Sunday, September 20, 2015

Eastern presence in pre-crusade southern France 11th century

La cathédrale Saint-Front, Périgueux source
Southern Franbce has, long before the start of the Crusades at the end of the 11th Century, been a gateway to the Orient. As Joan Evans describes in "Life in Medieval France" (Phaidon Press Ltd London, 1969, p 4-5: 

"In all the territory once belonging to Provincia Narbonensis, including Toulouse and a part of Guyenne, Roman influence is strong, but there is also a second influence, the influence of the East. The Mediterranean brought the whole coast from Nice to Perpignan and the country behind it into close connexion with half-Eastern Spain and even with Africa and the commercial cities of Asia Minor; the sea might be stormy, but it was safer than the highways of France. As early as the time of Charlemagne the coast towns had relations with the Bagdad of Haroun-el-Raschid, with Byzantium, Egypt, and Syria, and imported purple stuffs, spices, Indian pearls, Egyptian papyrus, and even monkeys and elephants.

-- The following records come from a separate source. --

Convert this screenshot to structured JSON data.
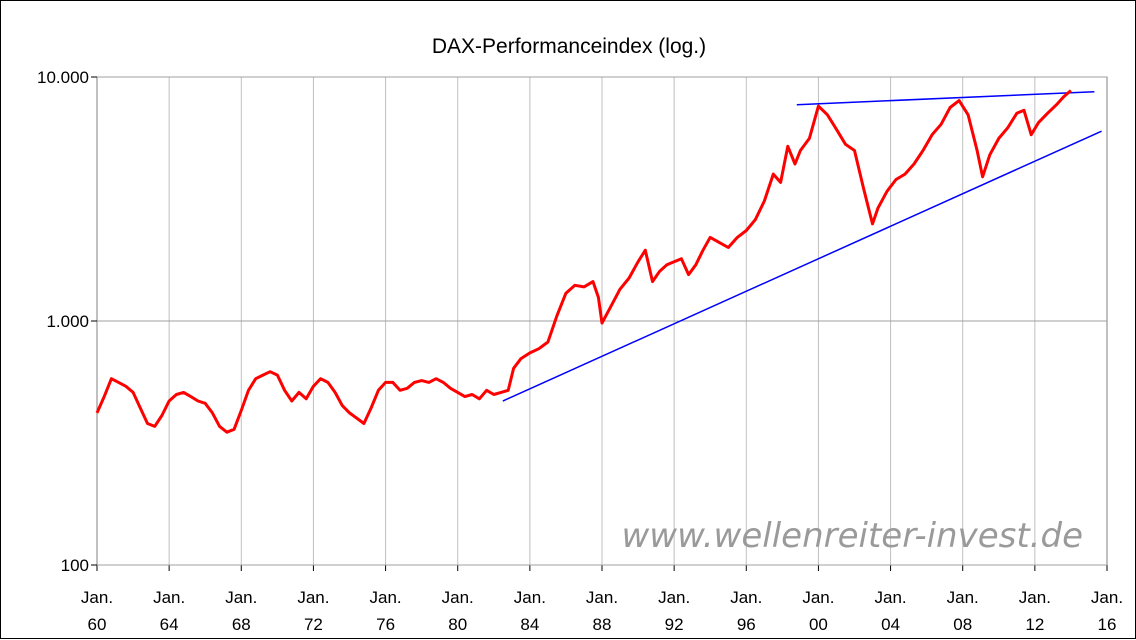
{
  "chart_data": {
    "type": "line",
    "title": "DAX-Performanceindex (log.)",
    "xlabel": "",
    "ylabel": "",
    "yscale": "log",
    "ylim": [
      100,
      10000
    ],
    "xlim": [
      1960,
      2016
    ],
    "grid": true,
    "y_ticks": [
      {
        "value": 100,
        "label": "100"
      },
      {
        "value": 1000,
        "label": "1.000"
      },
      {
        "value": 10000,
        "label": "10.000"
      }
    ],
    "x_ticks": [
      {
        "value": 1960,
        "top": "Jan.",
        "bottom": "60"
      },
      {
        "value": 1964,
        "top": "Jan.",
        "bottom": "64"
      },
      {
        "value": 1968,
        "top": "Jan.",
        "bottom": "68"
      },
      {
        "value": 1972,
        "top": "Jan.",
        "bottom": "72"
      },
      {
        "value": 1976,
        "top": "Jan.",
        "bottom": "76"
      },
      {
        "value": 1980,
        "top": "Jan.",
        "bottom": "80"
      },
      {
        "value": 1984,
        "top": "Jan.",
        "bottom": "84"
      },
      {
        "value": 1988,
        "top": "Jan.",
        "bottom": "88"
      },
      {
        "value": 1992,
        "top": "Jan.",
        "bottom": "92"
      },
      {
        "value": 1996,
        "top": "Jan.",
        "bottom": "96"
      },
      {
        "value": 2000,
        "top": "Jan.",
        "bottom": "00"
      },
      {
        "value": 2004,
        "top": "Jan.",
        "bottom": "04"
      },
      {
        "value": 2008,
        "top": "Jan.",
        "bottom": "08"
      },
      {
        "value": 2012,
        "top": "Jan.",
        "bottom": "12"
      },
      {
        "value": 2016,
        "top": "Jan.",
        "bottom": "16"
      }
    ],
    "series": [
      {
        "color": "#ff0000",
        "points": [
          [
            1960.0,
            420
          ],
          [
            1960.4,
            490
          ],
          [
            1960.8,
            580
          ],
          [
            1961.2,
            560
          ],
          [
            1961.6,
            540
          ],
          [
            1962.0,
            510
          ],
          [
            1962.4,
            440
          ],
          [
            1962.8,
            380
          ],
          [
            1963.2,
            370
          ],
          [
            1963.6,
            410
          ],
          [
            1964.0,
            470
          ],
          [
            1964.4,
            500
          ],
          [
            1964.8,
            510
          ],
          [
            1965.2,
            490
          ],
          [
            1965.6,
            470
          ],
          [
            1966.0,
            460
          ],
          [
            1966.4,
            420
          ],
          [
            1966.8,
            370
          ],
          [
            1967.2,
            350
          ],
          [
            1967.6,
            360
          ],
          [
            1968.0,
            430
          ],
          [
            1968.4,
            520
          ],
          [
            1968.8,
            580
          ],
          [
            1969.2,
            600
          ],
          [
            1969.6,
            620
          ],
          [
            1970.0,
            600
          ],
          [
            1970.4,
            520
          ],
          [
            1970.8,
            470
          ],
          [
            1971.2,
            510
          ],
          [
            1971.6,
            480
          ],
          [
            1972.0,
            540
          ],
          [
            1972.4,
            580
          ],
          [
            1972.8,
            560
          ],
          [
            1973.2,
            510
          ],
          [
            1973.6,
            450
          ],
          [
            1974.0,
            420
          ],
          [
            1974.4,
            400
          ],
          [
            1974.8,
            380
          ],
          [
            1975.2,
            440
          ],
          [
            1975.6,
            520
          ],
          [
            1976.0,
            560
          ],
          [
            1976.4,
            560
          ],
          [
            1976.8,
            520
          ],
          [
            1977.2,
            530
          ],
          [
            1977.6,
            560
          ],
          [
            1978.0,
            570
          ],
          [
            1978.4,
            560
          ],
          [
            1978.8,
            580
          ],
          [
            1979.2,
            560
          ],
          [
            1979.6,
            530
          ],
          [
            1980.0,
            510
          ],
          [
            1980.4,
            490
          ],
          [
            1980.8,
            500
          ],
          [
            1981.2,
            480
          ],
          [
            1981.6,
            520
          ],
          [
            1982.0,
            500
          ],
          [
            1982.4,
            510
          ],
          [
            1982.8,
            520
          ],
          [
            1983.1,
            640
          ],
          [
            1983.5,
            700
          ],
          [
            1984.0,
            740
          ],
          [
            1984.5,
            770
          ],
          [
            1985.0,
            820
          ],
          [
            1985.5,
            1050
          ],
          [
            1986.0,
            1300
          ],
          [
            1986.5,
            1400
          ],
          [
            1987.0,
            1380
          ],
          [
            1987.5,
            1450
          ],
          [
            1987.8,
            1250
          ],
          [
            1988.0,
            980
          ],
          [
            1988.5,
            1150
          ],
          [
            1989.0,
            1350
          ],
          [
            1989.5,
            1500
          ],
          [
            1990.0,
            1750
          ],
          [
            1990.4,
            1950
          ],
          [
            1990.8,
            1450
          ],
          [
            1991.2,
            1600
          ],
          [
            1991.6,
            1700
          ],
          [
            1992.0,
            1750
          ],
          [
            1992.4,
            1800
          ],
          [
            1992.8,
            1550
          ],
          [
            1993.2,
            1700
          ],
          [
            1993.6,
            1950
          ],
          [
            1994.0,
            2200
          ],
          [
            1994.5,
            2100
          ],
          [
            1995.0,
            2000
          ],
          [
            1995.5,
            2200
          ],
          [
            1996.0,
            2350
          ],
          [
            1996.5,
            2600
          ],
          [
            1997.0,
            3100
          ],
          [
            1997.5,
            4000
          ],
          [
            1997.9,
            3700
          ],
          [
            1998.3,
            5200
          ],
          [
            1998.7,
            4400
          ],
          [
            1999.0,
            5000
          ],
          [
            1999.5,
            5600
          ],
          [
            2000.0,
            7600
          ],
          [
            2000.5,
            7000
          ],
          [
            2001.0,
            6100
          ],
          [
            2001.5,
            5300
          ],
          [
            2002.0,
            5000
          ],
          [
            2002.5,
            3500
          ],
          [
            2003.0,
            2500
          ],
          [
            2003.3,
            2900
          ],
          [
            2003.8,
            3400
          ],
          [
            2004.3,
            3800
          ],
          [
            2004.8,
            4000
          ],
          [
            2005.3,
            4400
          ],
          [
            2005.8,
            5000
          ],
          [
            2006.3,
            5800
          ],
          [
            2006.8,
            6400
          ],
          [
            2007.3,
            7500
          ],
          [
            2007.8,
            8000
          ],
          [
            2008.3,
            7000
          ],
          [
            2008.8,
            5000
          ],
          [
            2009.1,
            3900
          ],
          [
            2009.5,
            4800
          ],
          [
            2010.0,
            5600
          ],
          [
            2010.5,
            6200
          ],
          [
            2011.0,
            7100
          ],
          [
            2011.4,
            7300
          ],
          [
            2011.8,
            5800
          ],
          [
            2012.2,
            6500
          ],
          [
            2012.7,
            7100
          ],
          [
            2013.2,
            7700
          ],
          [
            2013.6,
            8300
          ],
          [
            2014.0,
            8800
          ]
        ]
      }
    ],
    "trendlines": [
      {
        "color": "#0000ff",
        "from": [
          1982.5,
          470
        ],
        "to": [
          2015.7,
          6000
        ]
      },
      {
        "color": "#0000ff",
        "from": [
          1998.8,
          7700
        ],
        "to": [
          2015.3,
          8700
        ]
      }
    ],
    "watermark": "www.wellenreiter-invest.de"
  }
}
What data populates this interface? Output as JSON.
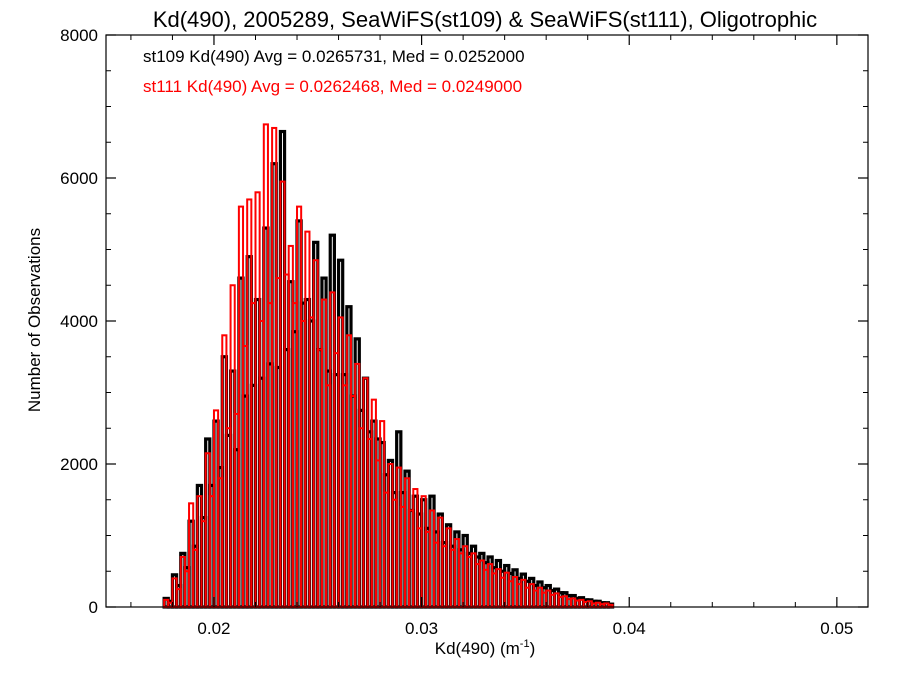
{
  "chart_data": {
    "type": "histogram",
    "title": "Kd(490), 2005289, SeaWiFS(st109) & SeaWiFS(st111), Oligotrophic",
    "xlabel": "Kd(490) (m",
    "xlabel_sup": "-1",
    "xlabel_close": ")",
    "ylabel": "Number of Observations",
    "xlim": [
      0.0148,
      0.0515
    ],
    "ylim": [
      0,
      8000
    ],
    "x_ticks": [
      0.02,
      0.03,
      0.04,
      0.05
    ],
    "x_tick_labels": [
      "0.02",
      "0.03",
      "0.04",
      "0.05"
    ],
    "y_ticks": [
      0,
      2000,
      4000,
      6000,
      8000
    ],
    "y_tick_labels": [
      "0",
      "2000",
      "4000",
      "6000",
      "8000"
    ],
    "bin_start": 0.0148,
    "bin_width": 0.0002,
    "series": [
      {
        "name": "st109",
        "color": "#000000",
        "annotation": "st109 Kd(490) Avg = 0.0265731, Med = 0.0252000",
        "values": [
          0,
          0,
          0,
          0,
          0,
          0,
          0,
          0,
          0,
          0,
          0,
          0,
          0,
          0,
          120,
          80,
          450,
          300,
          750,
          550,
          1200,
          850,
          1700,
          1250,
          2350,
          1700,
          2600,
          1950,
          3500,
          2400,
          3300,
          2200,
          4600,
          2950,
          4900,
          3100,
          4300,
          3200,
          5300,
          3400,
          6200,
          3350,
          6650,
          3600,
          4550,
          3850,
          5400,
          4250,
          4300,
          4000,
          5100,
          3600,
          4600,
          3300,
          5200,
          3250,
          4850,
          3250,
          4200,
          2950,
          3750,
          2750,
          3200,
          2450,
          2600,
          2350,
          2300,
          1850,
          2050,
          1600,
          2450,
          1600,
          1900,
          1350,
          1550,
          1300,
          1500,
          1100,
          1550,
          1050,
          1300,
          900,
          1150,
          850,
          1050,
          800,
          1000,
          750,
          850,
          700,
          750,
          620,
          700,
          550,
          650,
          500,
          580,
          470,
          520,
          400,
          460,
          360,
          400,
          300,
          350,
          270,
          300,
          230,
          250,
          200,
          200,
          160,
          160,
          120,
          130,
          100,
          100,
          80,
          80,
          60,
          60,
          40
        ]
      },
      {
        "name": "st111",
        "color": "#ff0000",
        "annotation": "st111 Kd(490) Avg = 0.0262468, Med = 0.0249000",
        "values": [
          0,
          0,
          0,
          0,
          0,
          0,
          0,
          0,
          0,
          0,
          0,
          0,
          0,
          0,
          100,
          60,
          400,
          250,
          700,
          500,
          1450,
          800,
          1550,
          1200,
          2150,
          1550,
          2750,
          1800,
          3800,
          2500,
          4500,
          2700,
          5600,
          3650,
          5700,
          4250,
          5800,
          4000,
          6750,
          4250,
          6700,
          4600,
          5950,
          4650,
          5050,
          4250,
          5600,
          4000,
          5250,
          4050,
          4850,
          3600,
          4300,
          3100,
          4400,
          3550,
          4050,
          3100,
          3800,
          2950,
          3400,
          2500,
          3200,
          2350,
          2900,
          2050,
          2600,
          1600,
          2000,
          1500,
          1950,
          1400,
          1800,
          1350,
          1650,
          1100,
          1550,
          1050,
          1350,
          900,
          1250,
          850,
          1100,
          800,
          950,
          750,
          850,
          700,
          750,
          600,
          650,
          520,
          600,
          470,
          530,
          410,
          480,
          360,
          420,
          320,
          380,
          270,
          320,
          230,
          270,
          200,
          230,
          170,
          190,
          140,
          150,
          110,
          120,
          90,
          100,
          70,
          80,
          50,
          60,
          40,
          50,
          30
        ]
      }
    ]
  }
}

Benjamin of Tudela, writing in 1160, describes Montpellier as a very good city for commerce to which Christians and Mohammedans come from all quarters to trade, so that its streets are thronged with Arabs of North Africa, merchants of Syria, Lombardy, Rome, Genoa, Pisa, and England.

Even when Southern France found herself in conflict with an Eastern people, as she did in 1018 when a Crusade was undertaken against the Moors, conquest only preceded assimilation. The leaders of the army gained great riches, and stayed to lead an Oriental life in Moorish palaces. A Jewish merchant has left a story of waiting upon one of these French leaders in his palace at Barbastro, and finding him in Eastern garments seated upon a divan, surrounded by evidences of his riches, while a tearful Arab girl played the lute and sang songs in a language that he could not understand.

Thus the Eastern element was important in the development of the life of the south-western cities in particular. Indeed, the foundation of Montpellier itself is traditionally ascribed to fugitives from the Saracen city of Maguelone, destroyed by Charles Martel in 737. From its considerable Arabic and Jewish population may be derived the tradition of medical knowledge, which in the twelfth century made Montpellier second only to Salerno as a University of Medicine. Another sign of Eastern influence is the Oriental character of the architecture of P~igord, as Eastern as that of St. Marks at Venice. Saint Front de Périgueux, built after 1120, shows the classical single nave, without divisions or side chapels, surmounted by a characteristically Eastern series of cupolas."